What people are looking for in their representatives is ordinary people, folk that understand what’s happening and understand the issues – but more importantly, people you can engage with. Parliament has been filled with out-of-touch politicians who are often self-serving and  self-interested.

The SNP’s campaign was a positive campaign. We weren’t interested in just constantly slagging other parties off. What we wanted to do was say: “This is what we stand for and this is what we’re trying to argue for.”

Ordinary working folk, and especially those out of work, are feeling the squeeze more than anybody else. People are suffering from it and they were voting to see an end to that, to see a change. The SNP were the only party offering that.

Renfrewshire has got some of the worst poverty in Scotland. We’ve got people who are relying on food banks. There are people who are in work and find themselves in food banks and that’s just wrong.

The SNP’s success has shown that Scottish voters are not susceptible to simple political spin any more. People are so switched on and so educated that they want cold, hard facts and they can see through all the gutter campaigning and mudslinging tactics.

The problem with Westminster and with the Labour Party is that they became very out of touch with people; they took voters for granted.
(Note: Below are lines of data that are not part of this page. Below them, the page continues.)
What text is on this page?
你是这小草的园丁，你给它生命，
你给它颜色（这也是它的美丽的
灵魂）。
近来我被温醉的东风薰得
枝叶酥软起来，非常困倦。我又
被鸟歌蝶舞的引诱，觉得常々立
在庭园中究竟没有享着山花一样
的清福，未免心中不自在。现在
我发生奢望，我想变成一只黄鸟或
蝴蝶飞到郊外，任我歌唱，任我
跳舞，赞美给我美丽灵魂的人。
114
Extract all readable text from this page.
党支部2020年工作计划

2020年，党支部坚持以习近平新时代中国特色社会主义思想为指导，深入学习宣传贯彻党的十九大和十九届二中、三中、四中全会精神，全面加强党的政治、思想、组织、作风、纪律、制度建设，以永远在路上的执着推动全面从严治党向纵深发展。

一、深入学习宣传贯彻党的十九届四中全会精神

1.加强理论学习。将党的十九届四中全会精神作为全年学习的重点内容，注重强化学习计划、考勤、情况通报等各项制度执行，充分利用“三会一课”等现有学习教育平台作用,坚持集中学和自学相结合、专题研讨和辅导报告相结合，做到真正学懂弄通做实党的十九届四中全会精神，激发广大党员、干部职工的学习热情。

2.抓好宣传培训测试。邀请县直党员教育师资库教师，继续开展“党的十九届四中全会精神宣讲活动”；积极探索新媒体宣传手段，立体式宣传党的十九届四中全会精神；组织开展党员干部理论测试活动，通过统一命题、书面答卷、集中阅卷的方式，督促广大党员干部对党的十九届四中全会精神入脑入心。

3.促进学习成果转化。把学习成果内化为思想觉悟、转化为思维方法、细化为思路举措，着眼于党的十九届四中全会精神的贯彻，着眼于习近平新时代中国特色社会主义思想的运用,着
Mhairi Black, Britain's youngest member of parliament since 1667, greets Labour candidate Douglas Alexander during the declaration of the general election results for Paisley and Renfrewshire South


We were promised an awful lot during the referendum. We have to make sure that Scotland gets a strong voice so we can get what we were promised. As has been made clear by Nicola Sturgeon and the SNP, these newly elected MPs will not decide when there will be another referendum – the people will decide that. The job of the SNP MPs is to try to make Westminster work in the best way it can.

People have voted to maintain this Union, so we want to represent people, and if we want to genuinely be a voice for Scotland, we need to work our hardest to make sure we can make this system the best it can be.

I was asked during the campaign: “What’s the ultimate goal for you?” Genuinely, it’s just if in five years’ time I can look at my home town and say  that it is better than it was when I found it, then that’ll be a success.

I intend to be in London as much as is necessary. I would also like to be in my own constituency as much as possible because ny feeling is that Douglas Alexander would appear very vocal during election time and then disappear to London, with his presence not being felt for another five years. That’s what I think has been wrong in many constituencies across Scotland, so I wouldn’t like to fall into that category.